Never enter your recovery phrase online; it’s a scam.
CZ reminds users that social platforms are frequent attack vectors.
Ledger acted fast, securing its Discord server and alerting users.
On May 11, the trusted hardware wallet provider Ledger confirmed a security breach involving its official Discord server. One hacker was able to gain access to a moderator’s account and used it to post a phishing message in a channel on one of the servers. The message pretended to warn users about a new Ledger wallet vulnerability and asked them to check their recovery phrases by visiting an imitation website.
The attacker crafted the message to appear legitimate, taking advantage of the trust users place in community moderators. The link, however, was part of a classic phishing scam. Any user who entered their seed phrase on the spoofed website unknowingly gave attackers full access to their wallet, putting their entire crypto portfolio at immediate risk.
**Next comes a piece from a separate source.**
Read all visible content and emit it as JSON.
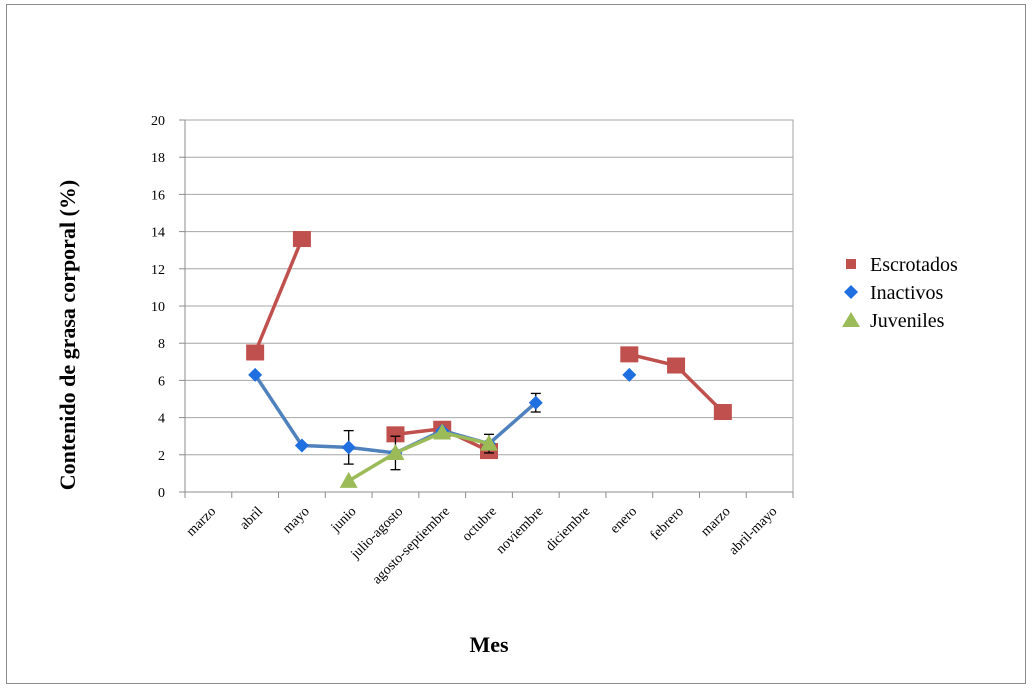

CZ and Community Raise Red Flags
Former Binance CEO Changpeng Zhao (CZ) quickly addressed the incident, warning users via social media. CZ emphasized that seed phrases should never be shared, even in urgent-sounding messages that appear official. He also pointed out that social platforms like Discord remain weak links in the digital asset security chain.
Adding to the complication, a few community members attempted to warn others of the scam in real-time. Inadvertently, some users stated they were being muted or banned for attempting to report the phishing effort. That pause in action kept the scam message active for a longer duration, putting other unaware users at higher risk.
Ledger Reacts and Bolsters Security
In a formal release, Ledger explained that the Discord server was not directly hacked. Rather, the account of a third-party contractor moderator was temporarily compromised. The company responded quickly, revoking the access, deleting the scam link, and reporting the phishing site within an hour.
Ledger enforced a fundamental rule: it will never request recovery phrases from users, particularly via social media. The episode highlights the need to confirm communications through official channels alone and to remain ever-vigilant in the constantly changing crypto environment.